Saturday, October 24, 2020

Puerto Rico: The US Constitution Does Not Apply

I know, technically speaking it does. Unfortunately, there is this thing called the Puerto Rican legal system that stands in the way of the US Constitution being enforced. Puerto Rico has this strange legal system where they have their own local, appellate and Puerto Rico Supreme Court. The Puerto Rico Supreme Court puts to shame the most liberal, Federal Appellate courts in the United States.

I can't give a specific example of how much of a clown show the Puerto Rico Supreme Court is. I just know what laws are currently in place in Puerto Rico which are clearly unconstitutional, that affect me personally.

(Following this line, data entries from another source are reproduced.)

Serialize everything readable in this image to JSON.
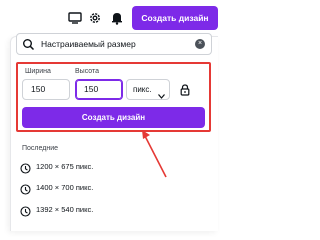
{
  "topbar": {
    "create_design_label": "Создать дизайн",
    "icons": [
      "monitor-icon",
      "gear-icon",
      "bell-icon"
    ]
  },
  "search": {
    "value": "Настраиваемый размер"
  },
  "custom_size": {
    "width_label": "Ширина",
    "width_value": "150",
    "height_label": "Высота",
    "height_value": "150",
    "unit_value": "пикс.",
    "create_label": "Создать дизайн"
  },
  "recent": {
    "title": "Последние",
    "items": [
      {
        "label": "1200 × 675 пикс."
      },
      {
        "label": "1400 × 700 пикс."
      },
      {
        "label": "1392 × 540 пикс."
      }
    ]
  },
  "colors": {
    "accent": "#7d2ae8",
    "highlight": "#e53935"
  }
}
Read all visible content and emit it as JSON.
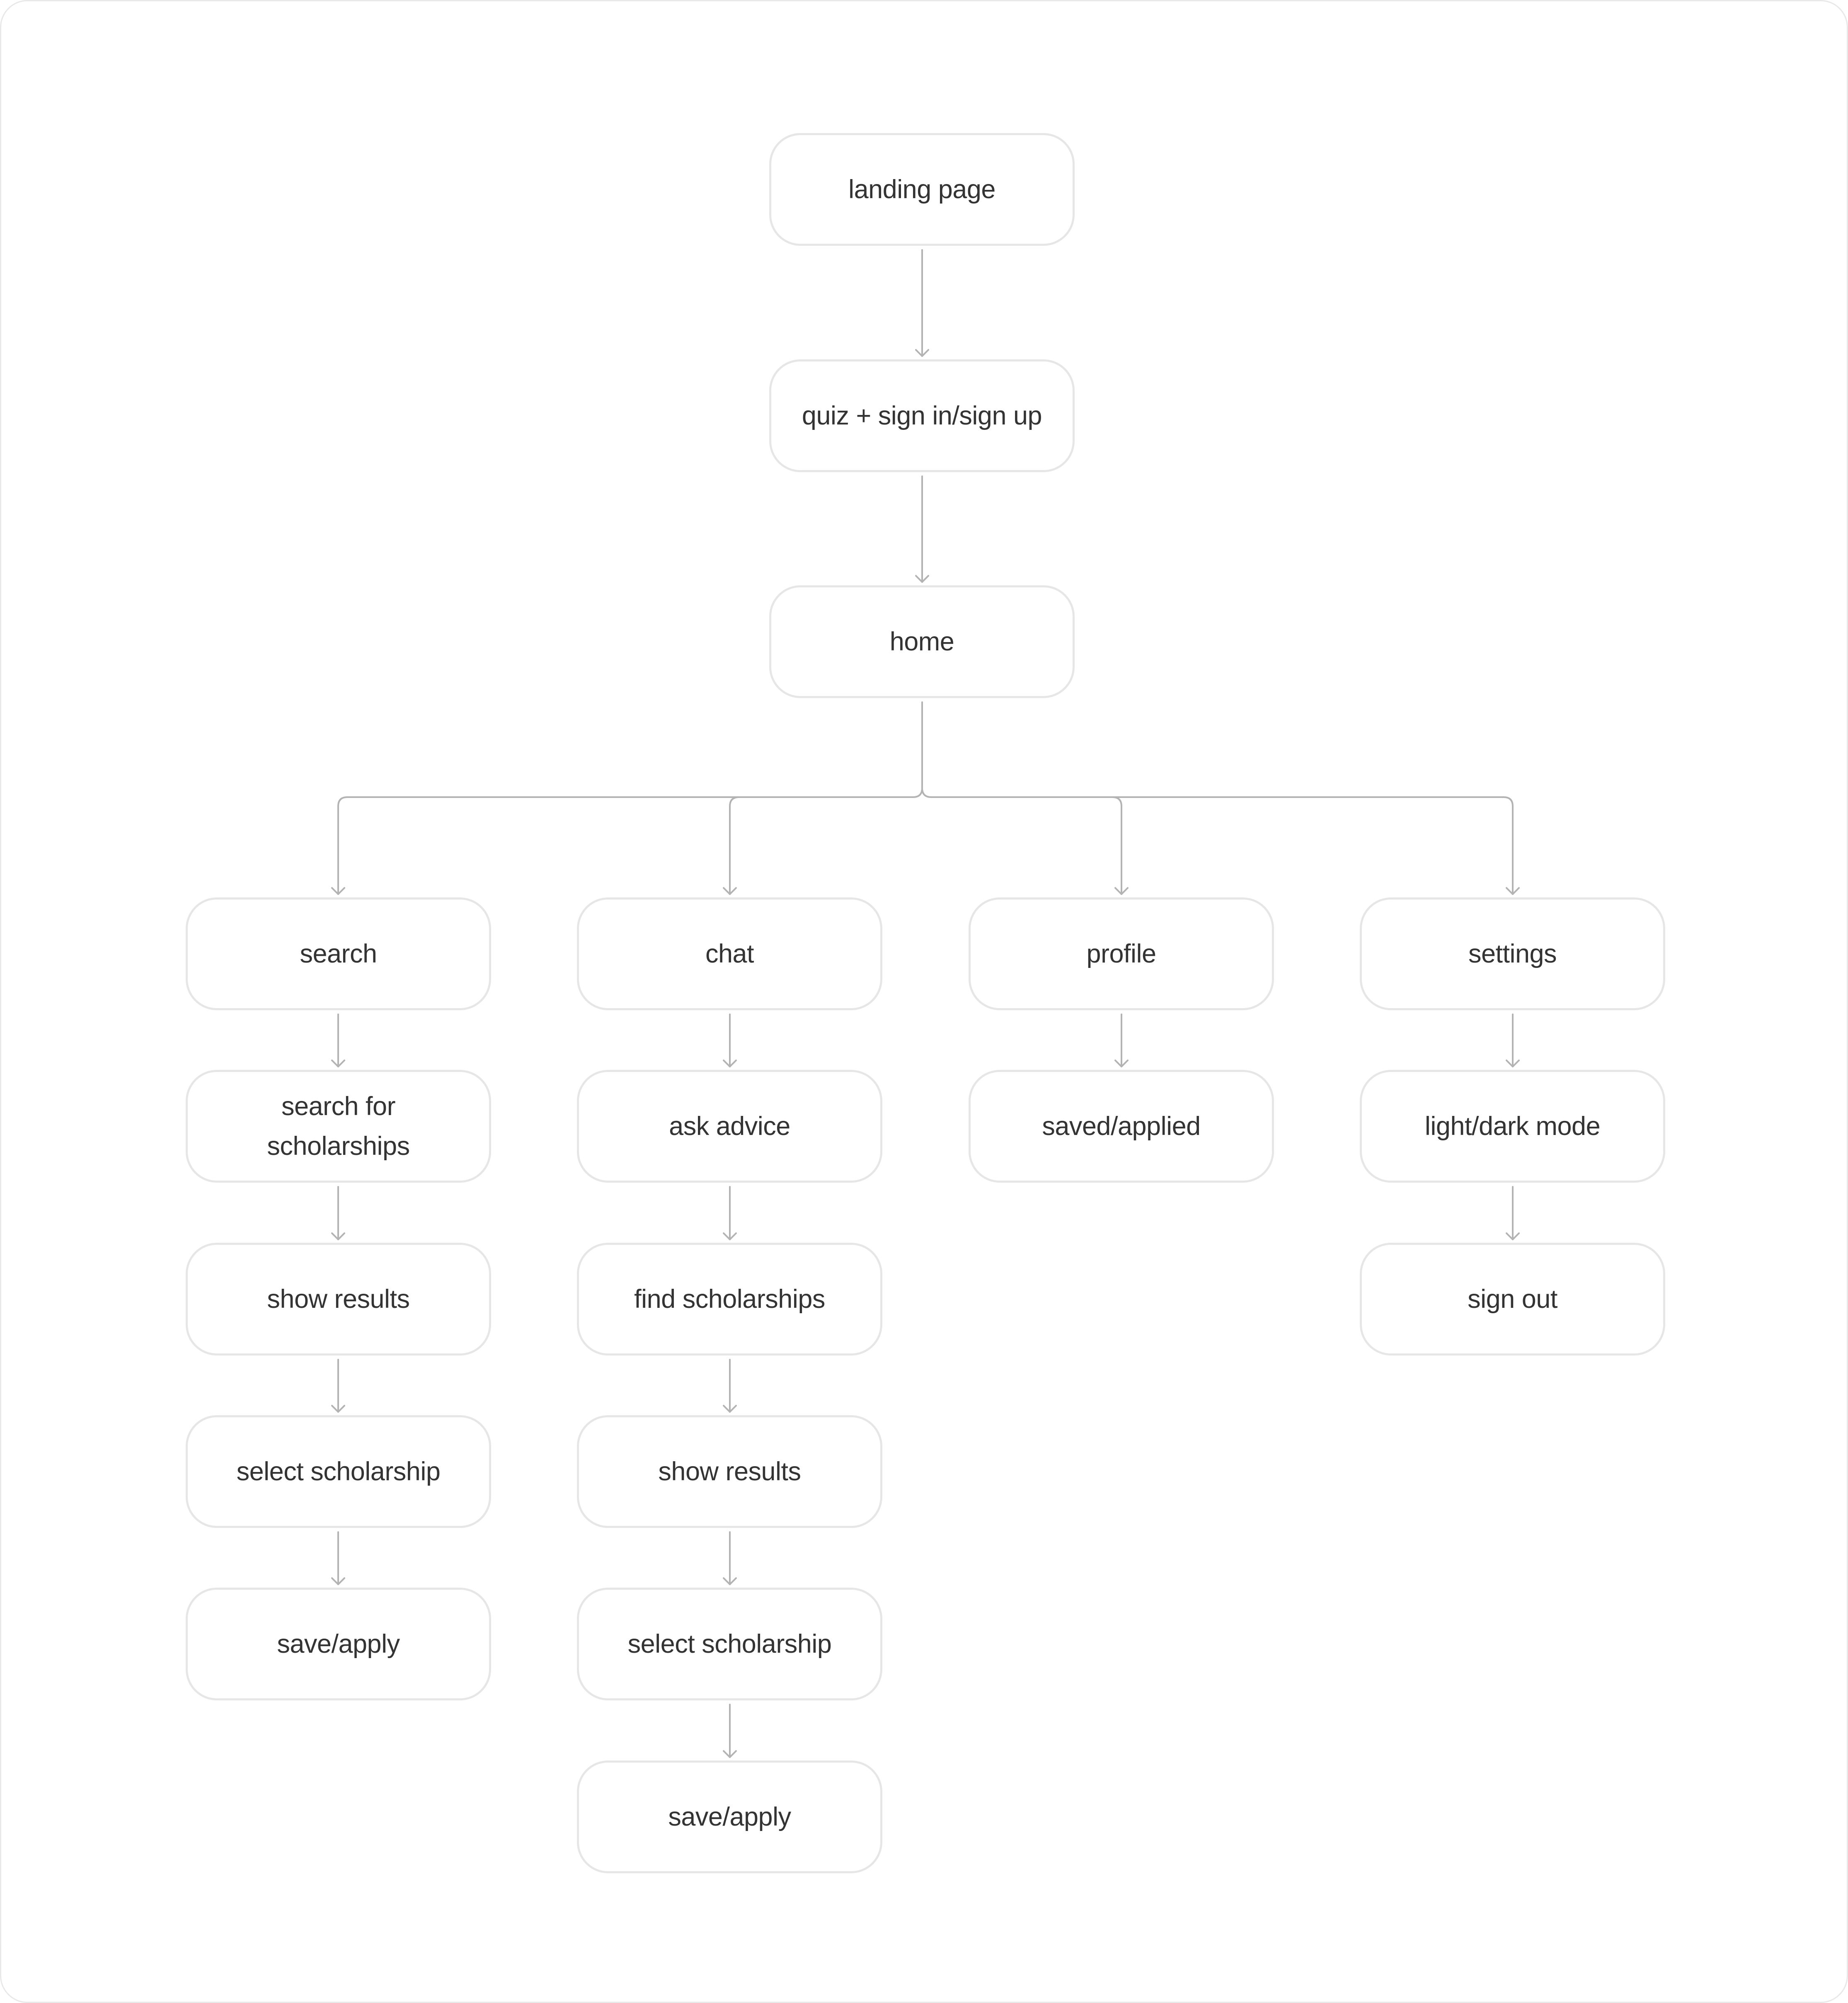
{
  "diagram": {
    "type": "flowchart",
    "colors": {
      "node_border": "#e6e6e6",
      "node_text": "#333333",
      "connector": "#b3b3b3",
      "background": "#ffffff"
    },
    "main_flow": [
      {
        "id": "landing",
        "label": "landing page"
      },
      {
        "id": "quiz",
        "label": "quiz + sign in/sign up"
      },
      {
        "id": "home",
        "label": "home"
      }
    ],
    "branches": [
      {
        "id": "search",
        "nodes": [
          {
            "label": "search"
          },
          {
            "label": "search for scholarships"
          },
          {
            "label": "show results"
          },
          {
            "label": "select scholarship"
          },
          {
            "label": "save/apply"
          }
        ]
      },
      {
        "id": "chat",
        "nodes": [
          {
            "label": "chat"
          },
          {
            "label": "ask advice"
          },
          {
            "label": "find scholarships"
          },
          {
            "label": "show results"
          },
          {
            "label": "select scholarship"
          },
          {
            "label": "save/apply"
          }
        ]
      },
      {
        "id": "profile",
        "nodes": [
          {
            "label": "profile"
          },
          {
            "label": "saved/applied"
          }
        ]
      },
      {
        "id": "settings",
        "nodes": [
          {
            "label": "settings"
          },
          {
            "label": "light/dark mode"
          },
          {
            "label": "sign out"
          }
        ]
      }
    ],
    "edges": [
      [
        "landing page",
        "quiz + sign in/sign up"
      ],
      [
        "quiz + sign in/sign up",
        "home"
      ],
      [
        "home",
        "search"
      ],
      [
        "home",
        "chat"
      ],
      [
        "home",
        "profile"
      ],
      [
        "home",
        "settings"
      ],
      [
        "search",
        "search for scholarships"
      ],
      [
        "search for scholarships",
        "show results"
      ],
      [
        "show results",
        "select scholarship"
      ],
      [
        "select scholarship",
        "save/apply"
      ],
      [
        "chat",
        "ask advice"
      ],
      [
        "ask advice",
        "find scholarships"
      ],
      [
        "find scholarships",
        "show results"
      ],
      [
        "show results",
        "select scholarship"
      ],
      [
        "select scholarship",
        "save/apply"
      ],
      [
        "profile",
        "saved/applied"
      ],
      [
        "settings",
        "light/dark mode"
      ],
      [
        "light/dark mode",
        "sign out"
      ]
    ]
  }
}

Keep in mind that all the proceedings are in Spanish which only lowers the interest of outside observers who do not know Spanish fluently.

So, if you are like me and have some claims of violations of your First and Second Amendment rights, what are your options?

I have to literally go all the way to the Puerto Rico Supreme Court, that I already know due to case law will shoot me down, and then HOPE that the US Supreme Court will consider my case.

And what is the likelihood that will happen?

Basically none.

At least on the issue of the 2nd Amendment case, we already know the Supreme Court regularly refuses to hear cases that could cause a national precedent and cause States to rebel. It is de-facto rule by the Appellate courts. In the case of Puerto Rico, it is de-facto rule by the Puerto Rico Supreme Court.


My only comfort is knowing that at any time I could hop on a plane and get all my 2nd Amendment rights once again. I am choosing to stay primarily for the tax benefits which are only possible because of the same family of "exceptions" I am bitching about.

Puerto Rico is one bizarre-o world of corruption and loopholes (thanks to its Territorial status).

I will actually be a little relieved to leave the island if they take away my tax benefits or do something so egregious to me that the tax benefits aren't even worth it. 

I'm anticipating on leaving anyway in about 8 years to start my Idaho homestead, but I'm not going to hide my absolute disgust at the state of Puerto Rico out of fear they revoke the tax benefits they are giving me which is the only reason why I'm staying.

I suppose it will suck for my children who will lose visitation with their father, because there is no way I'm going to stay on the island should they remove the monetary incentive for me to stay there.

But, in the end, it will be for the better because I will be able to prepare their way in advance on the Idaho homestead prior to 2033. It will be the fault of my ex for choosing to remain on that shit-hole of an island and alienate the kids from me simply because of her hatred. The children can find me after they are free of her control.

At a certain point, no amount of more saved money will help beyond 2033, and I'm better off focusing on building community. I say 8 years from now for timing issues on some long term investments, but if my short term gambles pay off, I may decide to leave much earlier. I already have a number in mind to hit when I finally decide to bail.

I was thinking that I am suffering on the island for my children's sake (so that they can have the inheritance of the tax savings), but there always reaches a point of diminishing returns.

Meaning, if I take a 30%-50% hit in taxes, but it allows me to start focusing on investing in Idaho years in advance, that may be worth the "fiat" loss.

The other view could be that I take all the tax savings and convert them into Silver or Gold, for which my children will be able to benefit post 2033.

Lots of unknown unknowns, but I still have lots of time. Coronavirus has really hurt all my investments, and abandoning my still, very young children to the whims of a foolish woman will be something I will have to weigh very heavily. The potential upside would have to be quite significant.

1 comment:

  1. Your story is simply fascinating! Notably the 2033 timeline which I also have accepted as inevitable (given over/under of ~2 years). I wish you well.